Mietwagenrecht§wi§§en MRW aktuell 42/24

Amtsgericht Hamburg-Altona 315b C 30/23 vom 24.05.2024

1. Der Restbetrag der Mietwagenkosten für ein kleineres Ersatzfahrzeug im Vergleich zum nicht mehr fahrbereiten beschädigten Fahrzeug der Gruppe 07 ist vollständig vom Haftpflichtversicherer des Unfallgegners zu ersetzen.
2. Zur Bestimmung der schadenrechtlich ersatzfähigen Kosten wird nicht auf die Fraunhofer-Liste abgestellt.
3. Maßgeblich zur Bestimmung des ortsüblichen Betrages erscheint der klägerische Vortrag zur Erschütterung der Anwendbarkeit der Fraunhofer-Werte mittels konkreter vergleichbarer Preisbeispiele.
4. Erkundigt sich die Geschädigte nicht selbst durch eine Marktrecherche nach dem günstigsten Angebot, liegt darin – anders als die Beklagte behauptet – kein Verstoß gegen die Pflicht zur Geringhaltung des Schadens.
5. Kosten der Nebenleistungen für Winterreifen und Navigation sind erstattungsfähig. 

Zusammenfassung: Das Amtsgericht Hamburg-Altona spricht restliche geforderte Mietwagenkosten vollständig zu. Dazu wird die Anwendbarkeit der Fraunhofer-Liste für diesen konkreten Fall abgelehnt. Die Klägerin hatte ein BAV-Gutachten zum örtlichen Internet-Mietwagenmarkt vorgelegt sowie ergänzend mehrere konkrete Mietwagenangebote anderer Anbieter, die den verlangten Tarif und damit die Schadenersatzforderung als angemessen erscheinen ließen.

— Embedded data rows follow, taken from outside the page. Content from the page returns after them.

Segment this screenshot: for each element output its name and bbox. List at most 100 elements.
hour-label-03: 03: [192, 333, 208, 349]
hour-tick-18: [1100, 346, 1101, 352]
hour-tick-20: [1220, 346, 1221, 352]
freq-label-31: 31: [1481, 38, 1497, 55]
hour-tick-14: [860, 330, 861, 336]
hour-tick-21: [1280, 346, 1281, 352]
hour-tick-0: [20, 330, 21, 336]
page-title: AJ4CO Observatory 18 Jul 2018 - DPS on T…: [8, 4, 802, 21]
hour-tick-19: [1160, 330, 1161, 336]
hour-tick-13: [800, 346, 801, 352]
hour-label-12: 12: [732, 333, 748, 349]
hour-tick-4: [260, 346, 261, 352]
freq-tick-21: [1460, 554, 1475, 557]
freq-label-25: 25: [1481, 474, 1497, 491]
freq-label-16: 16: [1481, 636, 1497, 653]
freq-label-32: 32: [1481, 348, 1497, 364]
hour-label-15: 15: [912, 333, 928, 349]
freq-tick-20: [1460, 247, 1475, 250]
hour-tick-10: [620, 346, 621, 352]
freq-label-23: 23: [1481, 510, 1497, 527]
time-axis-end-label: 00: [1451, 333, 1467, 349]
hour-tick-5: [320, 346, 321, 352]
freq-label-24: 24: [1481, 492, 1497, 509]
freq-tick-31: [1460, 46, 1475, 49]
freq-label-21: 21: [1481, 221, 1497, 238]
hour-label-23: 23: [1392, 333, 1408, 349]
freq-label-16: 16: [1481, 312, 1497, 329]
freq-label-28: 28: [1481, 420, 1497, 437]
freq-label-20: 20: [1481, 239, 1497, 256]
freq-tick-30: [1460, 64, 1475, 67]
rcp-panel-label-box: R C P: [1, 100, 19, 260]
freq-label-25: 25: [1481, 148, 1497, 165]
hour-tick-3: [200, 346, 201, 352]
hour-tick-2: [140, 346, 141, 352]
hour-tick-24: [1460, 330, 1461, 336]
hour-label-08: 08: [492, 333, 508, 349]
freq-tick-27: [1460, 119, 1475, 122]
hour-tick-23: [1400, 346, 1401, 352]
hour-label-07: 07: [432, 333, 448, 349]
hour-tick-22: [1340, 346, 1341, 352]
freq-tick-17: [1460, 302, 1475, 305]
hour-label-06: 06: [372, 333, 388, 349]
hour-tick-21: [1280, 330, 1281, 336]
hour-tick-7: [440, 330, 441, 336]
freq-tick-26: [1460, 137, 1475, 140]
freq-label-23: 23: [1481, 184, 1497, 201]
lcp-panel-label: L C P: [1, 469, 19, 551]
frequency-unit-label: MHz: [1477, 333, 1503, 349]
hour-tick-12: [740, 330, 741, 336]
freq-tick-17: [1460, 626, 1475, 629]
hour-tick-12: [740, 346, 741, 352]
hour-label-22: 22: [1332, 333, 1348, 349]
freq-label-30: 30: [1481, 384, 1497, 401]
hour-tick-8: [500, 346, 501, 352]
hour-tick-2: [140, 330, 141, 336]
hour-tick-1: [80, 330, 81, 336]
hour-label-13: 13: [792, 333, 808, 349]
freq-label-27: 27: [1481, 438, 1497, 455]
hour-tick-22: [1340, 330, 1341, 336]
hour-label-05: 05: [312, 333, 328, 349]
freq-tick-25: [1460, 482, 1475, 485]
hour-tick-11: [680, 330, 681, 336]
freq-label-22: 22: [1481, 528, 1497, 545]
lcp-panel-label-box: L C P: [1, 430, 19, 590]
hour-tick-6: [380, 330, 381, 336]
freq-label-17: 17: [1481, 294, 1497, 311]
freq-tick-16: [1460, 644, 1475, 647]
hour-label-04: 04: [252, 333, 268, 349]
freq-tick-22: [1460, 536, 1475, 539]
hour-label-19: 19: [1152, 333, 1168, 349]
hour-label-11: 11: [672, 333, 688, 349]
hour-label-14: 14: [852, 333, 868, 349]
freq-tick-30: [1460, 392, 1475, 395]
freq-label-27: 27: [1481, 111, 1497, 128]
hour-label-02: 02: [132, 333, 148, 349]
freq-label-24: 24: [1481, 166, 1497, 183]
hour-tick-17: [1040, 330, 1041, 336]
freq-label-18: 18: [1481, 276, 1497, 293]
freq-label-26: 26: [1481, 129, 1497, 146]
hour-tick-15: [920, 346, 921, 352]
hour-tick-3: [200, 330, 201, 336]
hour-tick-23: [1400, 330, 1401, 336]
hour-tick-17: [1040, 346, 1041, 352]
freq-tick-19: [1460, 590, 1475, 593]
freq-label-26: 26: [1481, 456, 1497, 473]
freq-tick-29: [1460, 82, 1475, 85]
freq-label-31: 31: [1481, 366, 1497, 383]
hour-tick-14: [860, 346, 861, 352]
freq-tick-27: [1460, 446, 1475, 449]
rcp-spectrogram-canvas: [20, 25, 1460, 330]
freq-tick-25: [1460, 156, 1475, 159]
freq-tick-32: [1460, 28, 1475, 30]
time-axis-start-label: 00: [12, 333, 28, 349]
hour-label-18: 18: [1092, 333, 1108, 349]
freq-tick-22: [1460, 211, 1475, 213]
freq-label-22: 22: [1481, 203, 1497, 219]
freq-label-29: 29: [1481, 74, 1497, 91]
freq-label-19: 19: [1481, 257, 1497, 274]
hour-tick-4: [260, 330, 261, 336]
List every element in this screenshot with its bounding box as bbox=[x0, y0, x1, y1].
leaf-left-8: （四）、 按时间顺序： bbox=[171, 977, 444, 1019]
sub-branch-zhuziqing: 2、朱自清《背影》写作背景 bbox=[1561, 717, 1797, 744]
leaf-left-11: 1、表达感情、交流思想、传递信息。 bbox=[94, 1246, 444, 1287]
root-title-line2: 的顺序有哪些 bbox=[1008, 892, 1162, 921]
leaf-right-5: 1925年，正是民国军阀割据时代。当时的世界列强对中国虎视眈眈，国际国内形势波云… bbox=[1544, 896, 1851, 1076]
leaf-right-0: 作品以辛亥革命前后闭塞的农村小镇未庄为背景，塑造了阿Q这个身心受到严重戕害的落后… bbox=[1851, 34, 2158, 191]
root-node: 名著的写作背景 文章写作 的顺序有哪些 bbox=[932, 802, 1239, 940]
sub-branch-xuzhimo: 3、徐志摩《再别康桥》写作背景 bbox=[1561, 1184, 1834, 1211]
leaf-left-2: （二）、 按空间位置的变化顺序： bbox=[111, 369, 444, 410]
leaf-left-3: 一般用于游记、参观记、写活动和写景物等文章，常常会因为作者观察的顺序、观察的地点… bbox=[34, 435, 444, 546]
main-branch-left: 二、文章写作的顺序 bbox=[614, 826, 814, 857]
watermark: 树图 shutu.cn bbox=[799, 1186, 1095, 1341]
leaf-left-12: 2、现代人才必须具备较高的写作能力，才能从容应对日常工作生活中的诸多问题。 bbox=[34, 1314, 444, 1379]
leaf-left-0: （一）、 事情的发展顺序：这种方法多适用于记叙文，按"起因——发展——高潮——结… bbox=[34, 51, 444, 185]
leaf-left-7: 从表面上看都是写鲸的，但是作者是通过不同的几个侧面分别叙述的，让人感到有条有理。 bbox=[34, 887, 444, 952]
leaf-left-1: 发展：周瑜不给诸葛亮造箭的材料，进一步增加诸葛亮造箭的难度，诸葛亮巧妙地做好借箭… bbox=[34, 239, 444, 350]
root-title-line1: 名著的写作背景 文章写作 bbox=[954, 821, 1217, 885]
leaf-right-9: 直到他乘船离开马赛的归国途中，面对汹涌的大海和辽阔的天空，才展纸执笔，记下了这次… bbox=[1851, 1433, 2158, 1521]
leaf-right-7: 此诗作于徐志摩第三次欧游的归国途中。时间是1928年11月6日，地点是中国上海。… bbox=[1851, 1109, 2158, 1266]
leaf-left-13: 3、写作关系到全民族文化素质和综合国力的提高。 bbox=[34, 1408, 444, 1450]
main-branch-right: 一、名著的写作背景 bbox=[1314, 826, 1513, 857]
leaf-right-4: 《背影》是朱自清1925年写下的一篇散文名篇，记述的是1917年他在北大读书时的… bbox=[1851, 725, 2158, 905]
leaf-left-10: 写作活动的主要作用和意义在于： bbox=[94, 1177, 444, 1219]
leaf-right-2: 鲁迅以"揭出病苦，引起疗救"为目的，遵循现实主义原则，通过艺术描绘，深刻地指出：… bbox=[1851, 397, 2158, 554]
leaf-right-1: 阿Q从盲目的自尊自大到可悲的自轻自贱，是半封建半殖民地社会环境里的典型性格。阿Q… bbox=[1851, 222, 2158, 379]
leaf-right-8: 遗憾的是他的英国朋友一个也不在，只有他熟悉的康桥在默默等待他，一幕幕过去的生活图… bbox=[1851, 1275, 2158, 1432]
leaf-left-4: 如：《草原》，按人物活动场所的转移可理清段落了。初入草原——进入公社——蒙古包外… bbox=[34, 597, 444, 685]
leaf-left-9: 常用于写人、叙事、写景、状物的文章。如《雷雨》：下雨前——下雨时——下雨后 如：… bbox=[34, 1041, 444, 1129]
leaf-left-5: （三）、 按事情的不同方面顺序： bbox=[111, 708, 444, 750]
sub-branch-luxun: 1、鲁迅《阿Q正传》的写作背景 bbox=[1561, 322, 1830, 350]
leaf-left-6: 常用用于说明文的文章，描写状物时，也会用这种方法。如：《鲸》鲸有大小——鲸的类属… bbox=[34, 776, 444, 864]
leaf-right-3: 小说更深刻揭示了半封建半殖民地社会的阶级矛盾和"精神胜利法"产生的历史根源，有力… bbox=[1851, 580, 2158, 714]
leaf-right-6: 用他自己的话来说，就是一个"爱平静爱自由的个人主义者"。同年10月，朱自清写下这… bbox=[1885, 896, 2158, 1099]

Bedeutung für die Praxis: Das Gericht konnte nicht umhin, die Fraunhofer-Liste beiseite zu legen. Denn die in Fraunhofer veröffentlichten Werte, die laut Haftpflichtversicherer für den örtlichen Markt in Hamburg das Maß der Angemessenheit darstellen sollen, lagen fernab der von der Klägerin in den Prozess eingebrachten Internetbeispiele.
Die Frage beiseite gelassen, ob Internet-Beispiele (Zugangsvoraussetzungen u.a. wie Vorkasse und Kaution) überhaupt ein Maßstab für die Angemessenheit eines Ersatzfahrzeug-Preises nach einem Unfall sein können – zeigten die Beispiele auf, dass die klägerische Forderung im Rahmen der ortsüblichen Internetpreise lag.
Der Prozess zeigt eindrücklich, dass die BGH-Rechtsprechung dazu genutzt werden kann, auch in Gerichtsbezirken mit betonierter Fraunhofer-Linie mit Unterstützung des BAV erfolgreiche Lösungen zu suchen.
Versicherer haben über Jahre daran gearbeitet, mittels (falscher) Internet-Screenshots die Schwacke-Rechtsprechung zu untergraben. Die Autovermieter müssen sich die Mühe machen, dem etwas konkretes entgegen zu setzen, wenn sie die Situation in Hamburg, München, Saarbrücken usw. wieder ändern wollen.